Les vaccins c’est un outil parmi d’autres, comme dans cette maladie, voilà. Le vaccin, le, le le variant indien est le variant qui est en train de prendre le dessus et donc comme dans beaucoup de maladies, en particulier liées aux virus ARN et bien il y a des variant successifs qui donnent des épidémies successives et donc là on est dans l’épidémie du variant indien, delta en fonction du fait que les uns et les autres ont envie de le nommer d’une manière ou d’une autre. 

Q : « Est-ce qu’il y a des cas chez les vaccinés ? Quelle est la gravité de ces cas, vis-à-vis notamment des cas causés par le variant pour des personnes non vaccinées ? »

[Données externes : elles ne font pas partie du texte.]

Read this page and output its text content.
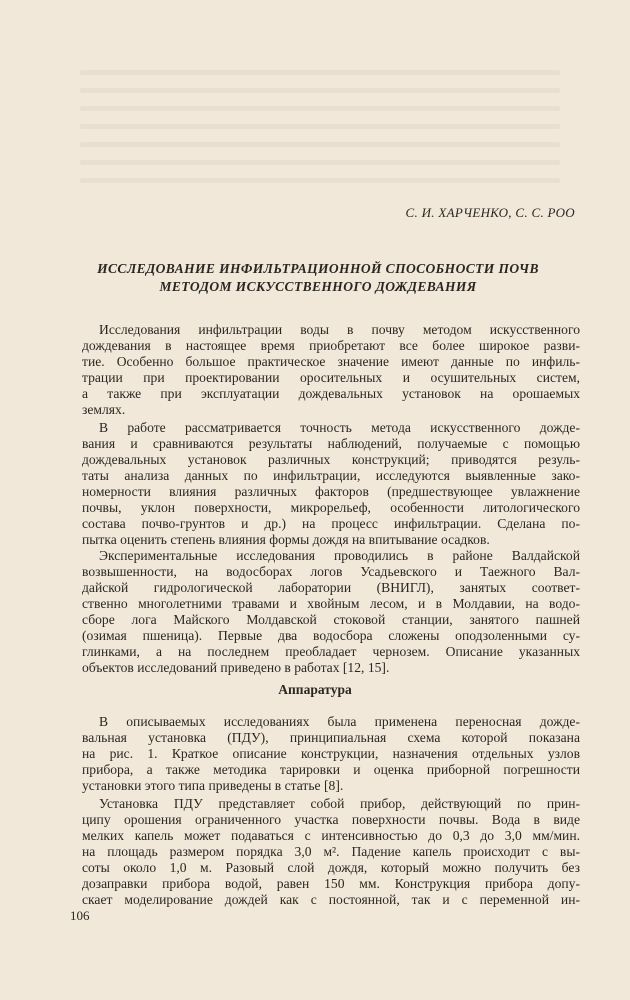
С. И. ХАРЧЕНКО, С. С. РОО
ИССЛЕДОВАНИЕ ИНФИЛЬТРАЦИОННОЙ СПОСОБНОСТИ ПОЧВ
МЕТОДОМ ИСКУССТВЕННОГО ДОЖДЕВАНИЯ
Исследования инфильтрации воды в почву методом искусственного
дождевания в настоящее время приобретают все более широкое разви-
тие. Особенно большое практическое значение имеют данные по инфиль-
трации при проектировании оросительных и осушительных систем,
а также при эксплуатации дождевальных установок на орошаемых
землях.
В работе рассматривается точность метода искусственного дожде-
вания и сравниваются результаты наблюдений, получаемые с помощью
дождевальных установок различных конструкций; приводятся резуль-
таты анализа данных по инфильтрации, исследуются выявленные зако-
номерности влияния различных факторов (предшествующее увлажнение
почвы, уклон поверхности, микрорельеф, особенности литологического
состава почво-грунтов и др.) на процесс инфильтрации. Сделана по-
пытка оценить степень влияния формы дождя на впитывание осадков.
Экспериментальные исследования проводились в районе Валдайской
возвышенности, на водосборах логов Усадьевского и Таежного Вал-
дайской гидрологической лаборатории (ВНИГЛ), занятых соответ-
ственно многолетними травами и хвойным лесом, и в Молдавии, на водо-
сборе лога Майского Молдавской стоковой станции, занятого пашней
(озимая пшеница). Первые два водосбора сложены оподзоленными су-
глинками, а на последнем преобладает чернозем. Описание указанных
объектов исследований приведено в работах [12, 15].
Аппаратура
В описываемых исследованиях была применена переносная дожде-
вальная установка (ПДУ), принципиальная схема которой показана
на рис. 1. Краткое описание конструкции, назначения отдельных узлов
прибора, а также методика тарировки и оценка приборной погрешности
установки этого типа приведены в статье [8].
Установка ПДУ представляет собой прибор, действующий по прин-
ципу орошения ограниченного участка поверхности почвы. Вода в виде
мелких капель может подаваться с интенсивностью до 0,3 до 3,0 мм/мин.
на площадь размером порядка 3,0 м². Падение капель происходит с вы-
соты около 1,0 м. Разовый слой дождя, который можно получить без
дозаправки прибора водой, равен 150 мм. Конструкция прибора допу-
скает моделирование дождей как с постоянной, так и с переменной ин-
106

Alors nous actuellement on a eu maintenant, collecté ici un peu plus de 700 cas d’infections chez des vaccinés ce qui fait à peu près 5 % des cas mais il y a inconstestablement une sur-représentation, le vaccin manifestement marche mois bien euh, chez, avec le vaccin, avec le, le, le variant indien ou delta, qu’avec les autres, avec les autres vaccins, qu’avec les autres variants, et voyez là, par exemple, et bien il y a 15 % d’infections que nous avons actuellement qui sont associées au variant indien, qui sont vaccinés, donc il y a 15 % des gens qui viennent ici et chez qui ont fait un diagnostic d’infection par le variant indien qui sont vaccinées.
On le voit bien d’ailleurs, on voit bien ce qui s’est passé en Angleterre ou ce qui s’est passé en Israël ou presque tout le monde a été vacciné et il y a des cas qui sont infectés et des cas qui sont infectés vaccinés h, le deuxième d’une manière assez étranger, celui qu’est le moins protégé c’est un variant que nous avons appelé nous le Marseille-484 20A, c’est le deuxième

pour lequel il y a 13 % des cas que nous voyons actuellement qui sont infectés par ce, ce virus, mais qui lui circule 15 fois moins que la variant indien donc il ne représente pas un très grand danger mais on voit que, par exemple, c’est alors qu’y a eu beaucoup plus bien sûr jusqu’à présent d’infections par le variant anglais la proportion des vaccinés infectés par le variant anglais pendant la même période. Ce n’est pas avant que les gens soient vaccinés, pendant la même période est de 5 %, donc ça protégeait mieux contre le variant anglais  que ça ne protège et ça protégeait encore mieux sur ceux qui étaient avant le variant anglais, ça protège moins bien sur le variant indien, voilà.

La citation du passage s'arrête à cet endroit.